A powerful man like Rustem cannot always remain in idleness, however, and when news came to him that the Persian king was in need of his greatest warrior, Rustem took his lasso, his bow and arrows and his club, mounted Raksh and rode away. Before going, however, he took from his arm an onyx bracelet that had been his father’s, and calling Tehmina to him handed it to her, saying:
“Take this bracelet, my dear one, and keep it. If we have a child and it be a girl, weave the bracelet in her hair and she will grow tall, beautiful and good; if our child be a boy, fasten the bracelet on his arm, and he will become strong and courageous, a mighty warrior and a wise counsellor.”
SOHRAB
When Rustem had gone Tehmina wept bitterly, but consoled herself with the thought that her husband would soon return. After her child was born, she devoted herself to the wonderful boy and waited patiently for the father that never returned. She remembered the parting words of Rustem, and fastened upon the arm of her infant son the magic bracelet of his race.
He was a marvelous boy, this son of Rustem and Tehmina. Beautiful in face as the moon when it rides the heavens in its fullness, he was large, well-formed, with limbs as straight as the arrows of his father. He grew at an astonishing rate. When he was but a month old he was as tall as any year-old baby; at three years of age he could use the bow, the lasso and the club with the skill of a man; at five he was as brave as a lion, and at ten not a man in the kingdom was his match in strength and agility.

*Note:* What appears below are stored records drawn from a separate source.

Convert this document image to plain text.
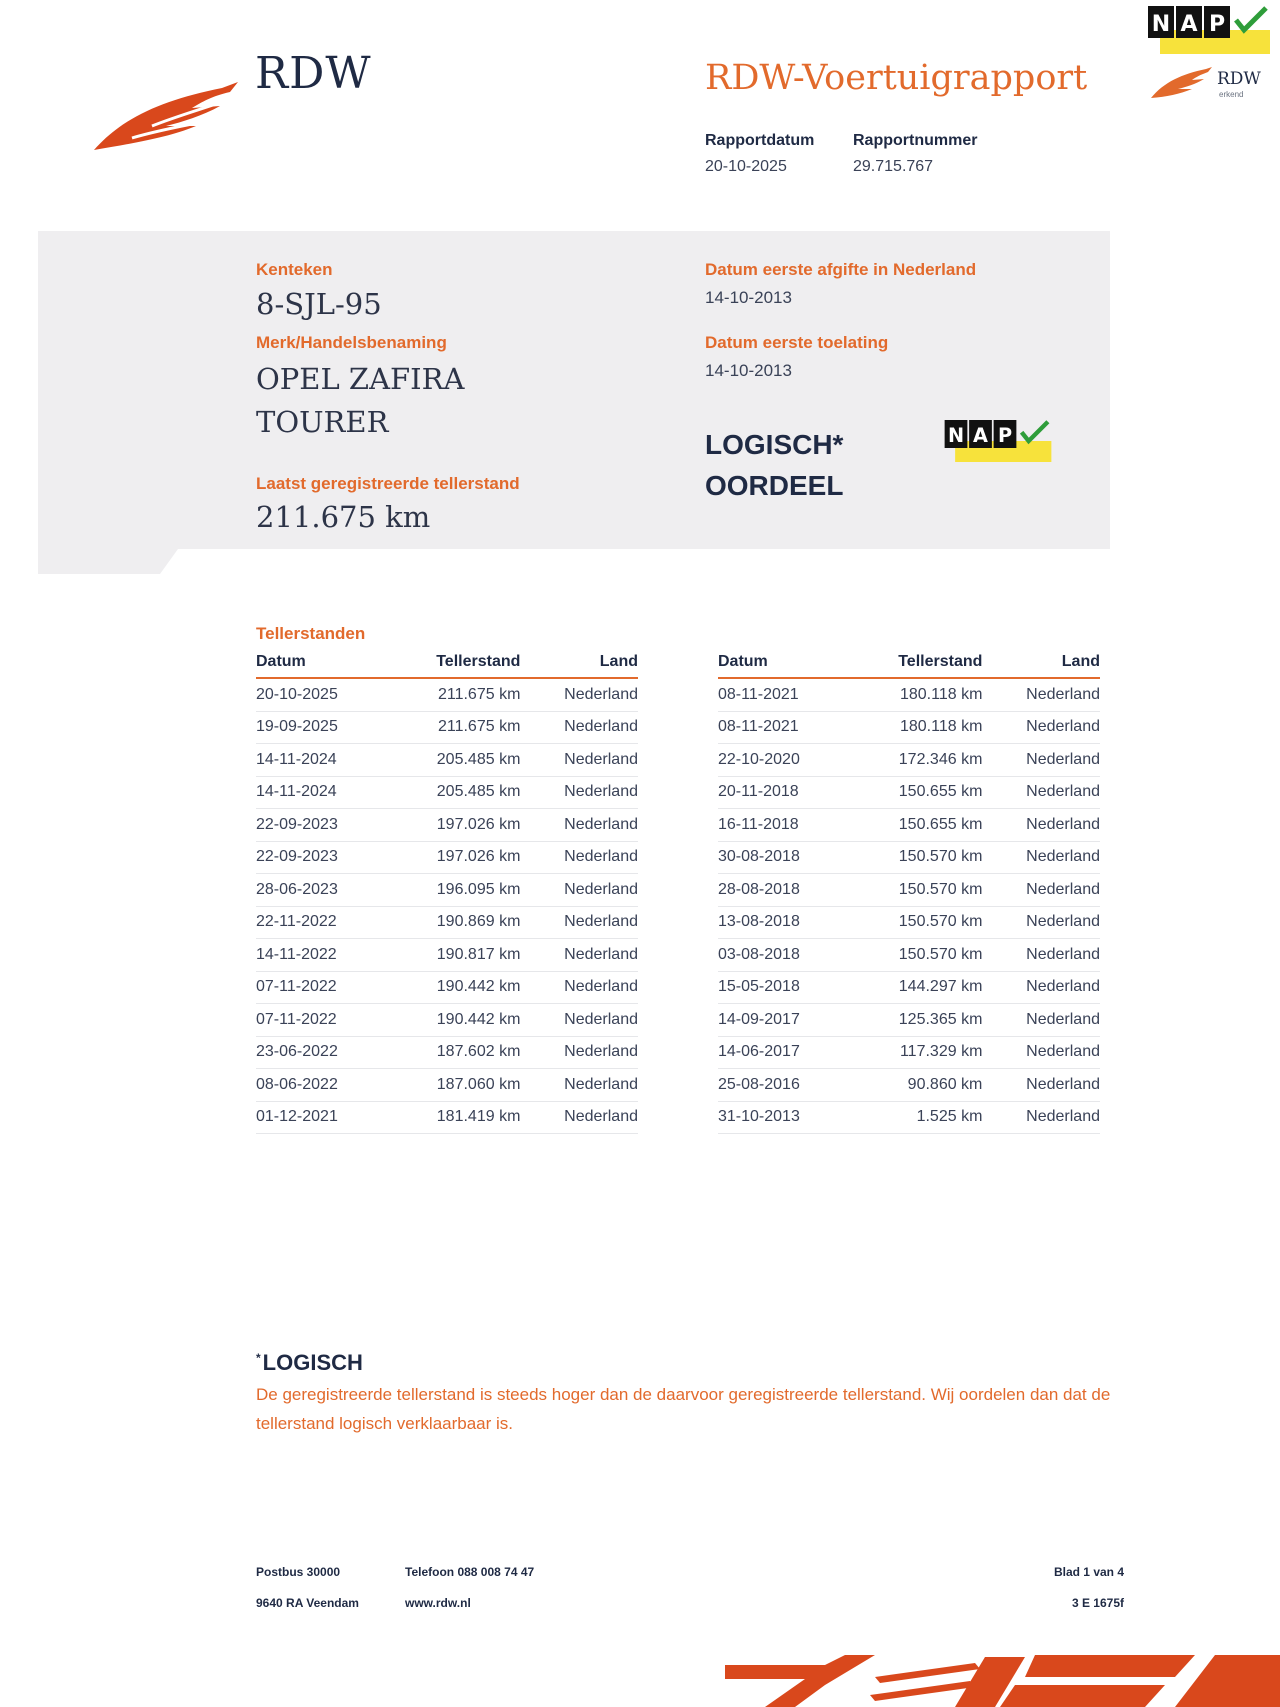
RDW	RDW-Voertuigrapport
Rapportdatum
20-10-2025
Rapportnummer
29.715.767
N A P
RDW
erkend
Kenteken
8-SJL-95
Merk/Handelsbenaming
OPEL ZAFIRA
TOURER
Laatst geregistreerde tellerstand
211.675 km
Datum eerste afgifte in Nederland
14-10-2013
Datum eerste toelating
14-10-2013
LOGISCH*
OORDEEL
N A P
Tellerstanden
Datum	Tellerstand	Land
20-10-2025	211.675 km	Nederland
19-09-2025	211.675 km	Nederland
14-11-2024	205.485 km	Nederland
14-11-2024	205.485 km	Nederland
22-09-2023	197.026 km	Nederland
22-09-2023	197.026 km	Nederland
28-06-2023	196.095 km	Nederland
22-11-2022	190.869 km	Nederland
14-11-2022	190.817 km	Nederland
07-11-2022	190.442 km	Nederland
07-11-2022	190.442 km	Nederland
23-06-2022	187.602 km	Nederland
08-06-2022	187.060 km	Nederland
01-12-2021	181.419 km	Nederland
Datum	Tellerstand	Land
08-11-2021	180.118 km	Nederland
08-11-2021	180.118 km	Nederland
22-10-2020	172.346 km	Nederland
20-11-2018	150.655 km	Nederland
16-11-2018	150.655 km	Nederland
30-08-2018	150.570 km	Nederland
28-08-2018	150.570 km	Nederland
13-08-2018	150.570 km	Nederland
03-08-2018	150.570 km	Nederland
15-05-2018	144.297 km	Nederland
14-09-2017	125.365 km	Nederland
14-06-2017	117.329 km	Nederland
25-08-2016	90.860 km	Nederland
31-10-2013	1.525 km	Nederland
*LOGISCH
De geregistreerde tellerstand is steeds hoger dan de daarvoor geregistreerde tellerstand. Wij oordelen dan dat de tellerstand logisch verklaarbaar is.
Postbus 30000
9640 RA Veendam
Telefoon 088 008 74 47
www.rdw.nl
Blad 1 van 4
3 E 1675f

Tehmina, rejoicing in the intelligent, shining face of her boy, had named him Sohrab, but as she feared that Rustem might send for his son if he knew that he had so promising a one, she sent word to her husband that her child was a girl. Disappointed in this, Rustem paid no attention to his offspring, who grew up unknown to his parent, and himself ignorant of the name of his father.
When Sohrab was about ten years old he began to notice that, unlike the other young men, he seemed to have no father. Accordingly he went to his mother and questioned her.

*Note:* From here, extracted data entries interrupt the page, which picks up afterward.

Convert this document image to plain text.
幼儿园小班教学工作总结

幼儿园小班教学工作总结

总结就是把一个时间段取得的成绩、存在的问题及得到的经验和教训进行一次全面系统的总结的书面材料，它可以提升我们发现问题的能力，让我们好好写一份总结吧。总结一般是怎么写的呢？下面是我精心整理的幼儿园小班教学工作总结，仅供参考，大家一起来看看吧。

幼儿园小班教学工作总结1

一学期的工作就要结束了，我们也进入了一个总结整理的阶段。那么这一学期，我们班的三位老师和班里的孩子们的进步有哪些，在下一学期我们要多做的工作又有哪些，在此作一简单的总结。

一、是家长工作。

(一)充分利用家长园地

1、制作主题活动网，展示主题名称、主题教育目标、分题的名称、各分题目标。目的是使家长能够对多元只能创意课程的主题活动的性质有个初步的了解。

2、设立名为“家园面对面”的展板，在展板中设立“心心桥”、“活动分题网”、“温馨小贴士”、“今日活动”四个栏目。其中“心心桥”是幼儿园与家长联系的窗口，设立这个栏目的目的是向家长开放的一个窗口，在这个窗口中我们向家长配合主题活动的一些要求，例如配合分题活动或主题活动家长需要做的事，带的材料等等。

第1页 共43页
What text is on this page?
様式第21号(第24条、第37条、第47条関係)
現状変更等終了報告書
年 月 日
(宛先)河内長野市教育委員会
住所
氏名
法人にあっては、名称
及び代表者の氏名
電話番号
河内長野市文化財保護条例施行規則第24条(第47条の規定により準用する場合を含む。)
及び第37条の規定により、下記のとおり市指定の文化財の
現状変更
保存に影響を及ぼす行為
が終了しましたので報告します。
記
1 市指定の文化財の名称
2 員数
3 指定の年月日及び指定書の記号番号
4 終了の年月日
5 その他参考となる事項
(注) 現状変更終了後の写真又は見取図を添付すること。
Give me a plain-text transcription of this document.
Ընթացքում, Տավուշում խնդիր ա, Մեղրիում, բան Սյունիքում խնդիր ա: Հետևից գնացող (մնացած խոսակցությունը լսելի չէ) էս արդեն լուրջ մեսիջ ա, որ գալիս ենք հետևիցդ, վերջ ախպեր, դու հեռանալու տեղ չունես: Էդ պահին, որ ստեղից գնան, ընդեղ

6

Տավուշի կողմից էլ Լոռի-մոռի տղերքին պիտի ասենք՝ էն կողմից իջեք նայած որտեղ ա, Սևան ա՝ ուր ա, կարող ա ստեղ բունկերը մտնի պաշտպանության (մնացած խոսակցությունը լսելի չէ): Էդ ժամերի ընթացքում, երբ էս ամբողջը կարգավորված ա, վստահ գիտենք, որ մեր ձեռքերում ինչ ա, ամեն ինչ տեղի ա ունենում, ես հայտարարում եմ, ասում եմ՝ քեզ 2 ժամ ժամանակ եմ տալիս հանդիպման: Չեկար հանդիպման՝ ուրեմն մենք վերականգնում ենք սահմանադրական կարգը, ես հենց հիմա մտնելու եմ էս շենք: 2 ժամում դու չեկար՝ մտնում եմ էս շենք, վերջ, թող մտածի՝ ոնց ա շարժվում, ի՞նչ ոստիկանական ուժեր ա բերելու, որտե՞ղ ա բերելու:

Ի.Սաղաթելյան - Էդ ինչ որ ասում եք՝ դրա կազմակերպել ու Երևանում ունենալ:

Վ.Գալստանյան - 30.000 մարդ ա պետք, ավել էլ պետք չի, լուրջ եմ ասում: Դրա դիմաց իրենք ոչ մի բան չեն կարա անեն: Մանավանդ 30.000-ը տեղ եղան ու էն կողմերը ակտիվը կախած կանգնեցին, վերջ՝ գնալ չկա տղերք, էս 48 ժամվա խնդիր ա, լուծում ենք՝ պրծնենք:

“What shall I say,” he inquired, “when the young men ask me who is my father? Must I always tell them that I do not know? Whose son am I?”
“My son, you ask and you have a right to know. You need feel no shame because of your father. He is the mighty Rustem, the greatest of Persian warriors, the noblest man that ever lived. But I beg you to tell no one lest word should come to Rustem, for I know he would take you from me and I should never see you again.”
Sohrab was overjoyed to hear of his noble parentage and felt his heart swell with pride, for he had heard all his life of the heroic deeds of his father.